A multi-objective re-analysis of casino slot floor optimization
A 2010 UNLV Master’s thesis by Ghaharian [Ghaharian, Kasra Christopher. “A mathematical approach for optimizing the casino slot floor: A linear programming application.” (2010)] used linear programming to perform an optimization of an unspecified Las Vegas casino floor, using coin-in and win data for 1812 slot machines, divided into 19 types and denominations. Realistic constraints were specified, corresponding to the maximum change to the number of each machine type/denomination that the management might be willing to implement. Ghaharian presented results that separately maximized the total slot floor coin in and win values for the property.

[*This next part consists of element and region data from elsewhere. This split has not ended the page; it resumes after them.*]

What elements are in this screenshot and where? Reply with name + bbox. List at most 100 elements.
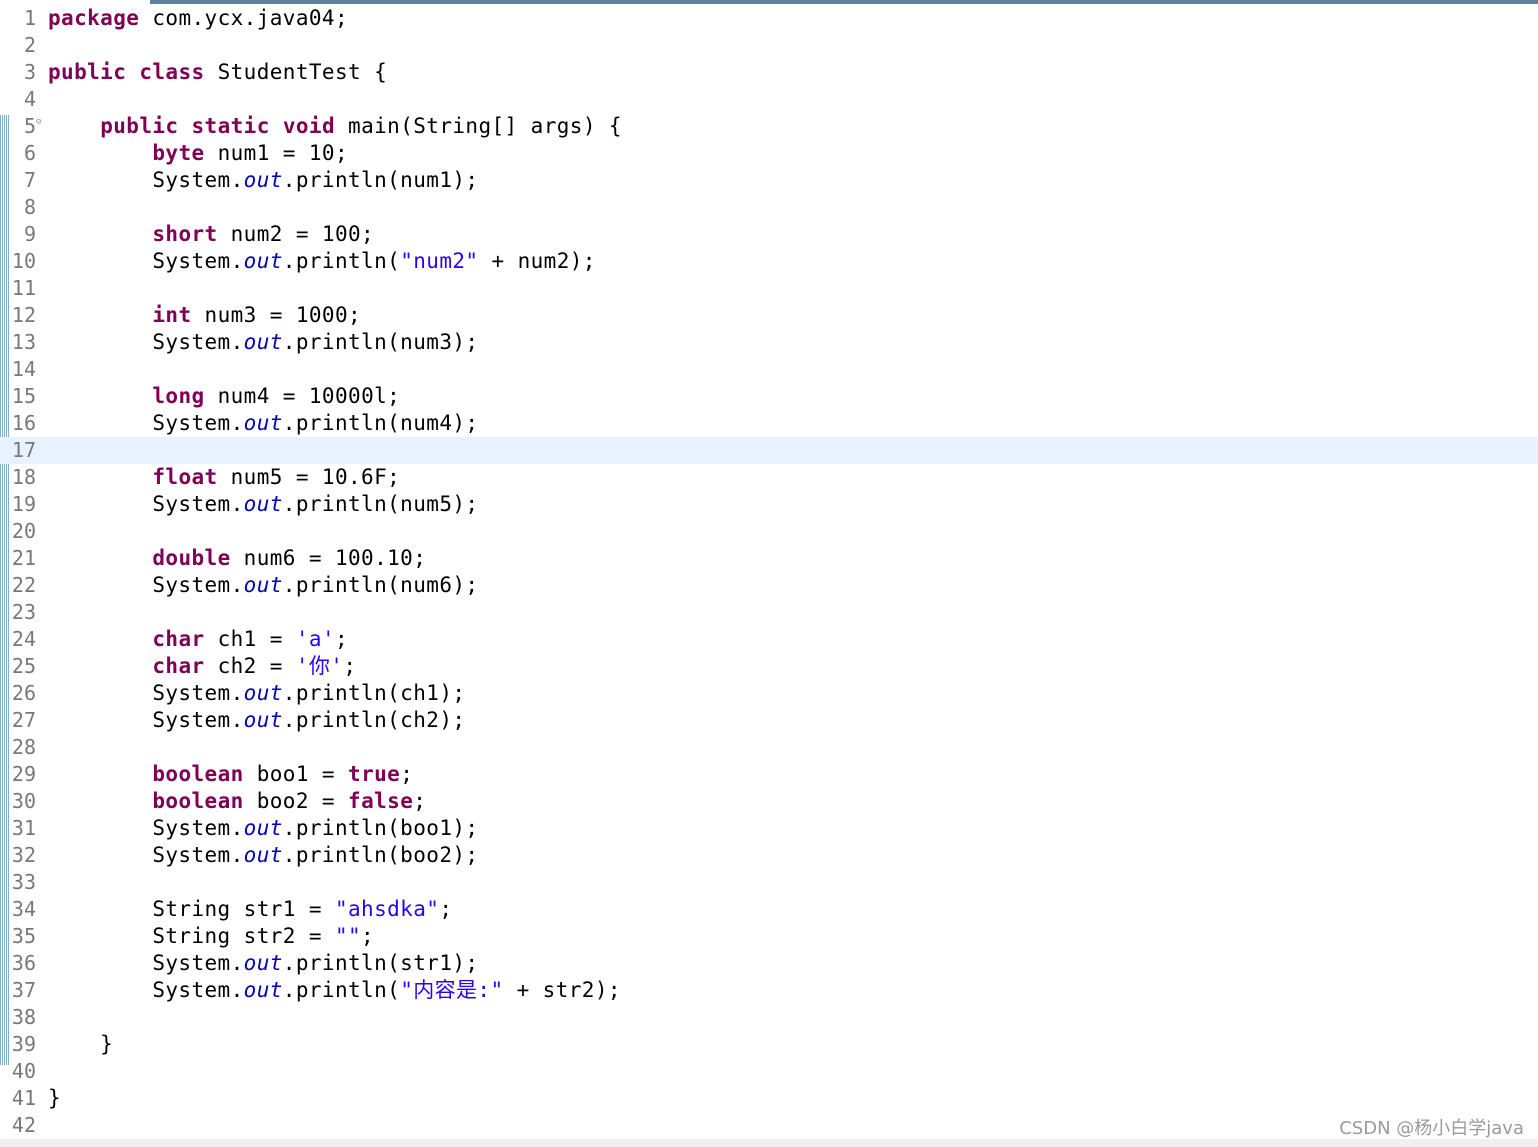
code-line[interactable]: 26 System.out.println(ch1); xyxy=(0,680,1538,707)
code-line[interactable]: 35 String str2 = ""; xyxy=(0,923,1538,950)
code-token: + num2); xyxy=(478,249,596,273)
code-line[interactable]: 22 System.out.println(num6); xyxy=(0,572,1538,599)
code-token: .println(num6); xyxy=(282,573,479,597)
code-line[interactable]: 20 xyxy=(0,518,1538,545)
code-line[interactable]: 7 System.out.println(num1); xyxy=(0,167,1538,194)
code-line[interactable]: 17 xyxy=(0,437,1538,464)
code-token: ; xyxy=(361,924,375,948)
code-line[interactable]: 29 boolean boo1 = true; xyxy=(0,761,1538,788)
code-line[interactable]: 13 System.out.println(num3); xyxy=(0,329,1538,356)
line-number: 20 xyxy=(11,519,36,543)
code-token: num4 = 10000l; xyxy=(204,384,401,408)
code-line[interactable]: 4 xyxy=(0,86,1538,113)
code-line[interactable]: 32 System.out.println(boo2); xyxy=(0,842,1538,869)
string-token: "num2" xyxy=(400,249,479,273)
code-text: System.out.println("内容是:" + str2); xyxy=(48,977,621,1004)
code-token: .println( xyxy=(282,249,401,273)
code-line[interactable]: 16 System.out.println(num4); xyxy=(0,410,1538,437)
code-line[interactable]: 27 System.out.println(ch2); xyxy=(0,707,1538,734)
code-token: ; xyxy=(343,654,357,678)
code-line[interactable]: 36 System.out.println(str1); xyxy=(0,950,1538,977)
keyword-token: public xyxy=(100,114,179,138)
code-text: System.out.println(boo2); xyxy=(48,842,478,869)
code-token: num5 = 10.6F; xyxy=(217,465,401,489)
line-number: 11 xyxy=(11,276,36,300)
keyword-token: class xyxy=(139,60,205,84)
code-token: System. xyxy=(48,411,244,435)
line-number: 5 xyxy=(23,114,36,138)
code-line[interactable]: 15 long num4 = 10000l; xyxy=(0,383,1538,410)
code-token: ; xyxy=(439,897,453,921)
line-number: 39 xyxy=(11,1032,36,1056)
code-line[interactable]: 23 xyxy=(0,599,1538,626)
keyword-token: byte xyxy=(152,141,205,165)
code-line[interactable]: 5 ⊝ public static void main(String[] args… xyxy=(0,113,1538,140)
line-number: 15 xyxy=(11,384,36,408)
code-line[interactable]: 31 System.out.println(boo1); xyxy=(0,815,1538,842)
code-line[interactable]: 30 boolean boo2 = false; xyxy=(0,788,1538,815)
editor-tab-border xyxy=(150,0,1538,4)
code-line[interactable]: 42 xyxy=(0,1112,1538,1139)
code-text: public static void main(String[] args) { xyxy=(48,113,622,140)
code-token: .println(num5); xyxy=(282,492,479,516)
code-line[interactable]: 34 String str1 = "ahsdka"; xyxy=(0,896,1538,923)
line-number: 1 xyxy=(23,6,36,30)
code-token: .println(boo1); xyxy=(282,816,479,840)
code-token: StudentTest { xyxy=(204,60,388,84)
code-text: System.out.println(num6); xyxy=(48,572,478,599)
code-line[interactable]: 24 char ch1 = 'a'; xyxy=(0,626,1538,653)
code-line[interactable]: 8 xyxy=(0,194,1538,221)
line-number: 16 xyxy=(11,411,36,435)
code-line[interactable]: 39 } xyxy=(0,1031,1538,1058)
string-token: "ahsdka" xyxy=(334,897,440,921)
code-token: + str2); xyxy=(503,978,621,1002)
code-line[interactable]: 33 xyxy=(0,869,1538,896)
code-line[interactable]: 41} xyxy=(0,1085,1538,1112)
code-token: ch2 = xyxy=(204,654,296,678)
horizontal-scrollbar[interactable] xyxy=(0,1139,1538,1147)
code-text: float num5 = 10.6F; xyxy=(48,464,400,491)
line-number: 25 xyxy=(11,654,36,678)
line-number: 2 xyxy=(23,33,36,57)
code-line[interactable]: 40 xyxy=(0,1058,1538,1085)
keyword-token: double xyxy=(152,546,231,570)
code-token: .println(ch2); xyxy=(282,708,466,732)
code-line[interactable]: 9 short num2 = 100; xyxy=(0,221,1538,248)
code-editor[interactable]: 1 package com.ycx.java04; 2 3 public class S… xyxy=(0,5,1538,1139)
code-text: String str2 = ""; xyxy=(48,923,374,950)
code-line[interactable]: 19 System.out.println(num5); xyxy=(0,491,1538,518)
code-line[interactable]: 3 public class StudentTest { xyxy=(0,59,1538,86)
code-line[interactable]: 38 xyxy=(0,1004,1538,1031)
code-line[interactable]: 21 double num6 = 100.10; xyxy=(0,545,1538,572)
code-line[interactable]: 18 float num5 = 10.6F; xyxy=(0,464,1538,491)
code-line[interactable]: 25 char ch2 = '你'; xyxy=(0,653,1538,680)
code-token: .println(num1); xyxy=(282,168,479,192)
code-line[interactable]: 28 xyxy=(0,734,1538,761)
code-line[interactable]: 2 xyxy=(0,32,1538,59)
line-number: 8 xyxy=(23,195,36,219)
fold-toggle-icon[interactable]: ⊝ xyxy=(36,117,41,127)
code-text: byte num1 = 10; xyxy=(48,140,348,167)
code-line[interactable]: 14 xyxy=(0,356,1538,383)
code-token: ; xyxy=(400,762,414,786)
code-text: char ch2 = '你'; xyxy=(48,653,356,680)
code-text: short num2 = 100; xyxy=(48,221,374,248)
line-number: 4 xyxy=(23,87,36,111)
line-number: 6 xyxy=(23,141,36,165)
code-line[interactable]: 10 System.out.println("num2" + num2); xyxy=(0,248,1538,275)
line-number: 32 xyxy=(11,843,36,867)
code-token: } xyxy=(48,1086,62,1110)
code-line[interactable]: 1 package com.ycx.java04; xyxy=(0,5,1538,32)
keyword-token: char xyxy=(152,627,205,651)
code-line[interactable]: 11 xyxy=(0,275,1538,302)
code-line[interactable]: 37 System.out.println("内容是:" + str2); xyxy=(0,977,1538,1004)
field-token: out xyxy=(243,843,283,867)
code-line[interactable]: 6 byte num1 = 10; xyxy=(0,140,1538,167)
code-line[interactable]: 12 int num3 = 1000; xyxy=(0,302,1538,329)
field-token: out xyxy=(243,411,283,435)
field-token: out xyxy=(243,492,283,516)
keyword-token: static xyxy=(191,114,270,138)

nQube specializes in multi-objective optimization and data-modeling, which allows us to simultaneously optimize both coin-in and win objectives. This figure shows the trade-off surface for these competing objectives, defined by the property that win cannot be improved without sacrificing coin-in, and vice-versa. The blue dots represent the trade-off surface; the red star is the initial point representing the casino’s current mix of machines; and the green circles represent a selection of representative optimal solutions. The delta values are the total number of machines that need to be swapped to achieve the representative solutions shown.
We have used the same linear model as Ghaharian here, hence the linear appearance of the trade-off curve. However, our software is capable of very large non-linear multi-objective optimization problems. A non-linear model may be justified by finer scale data on individual machine performance than the aggregate data used here.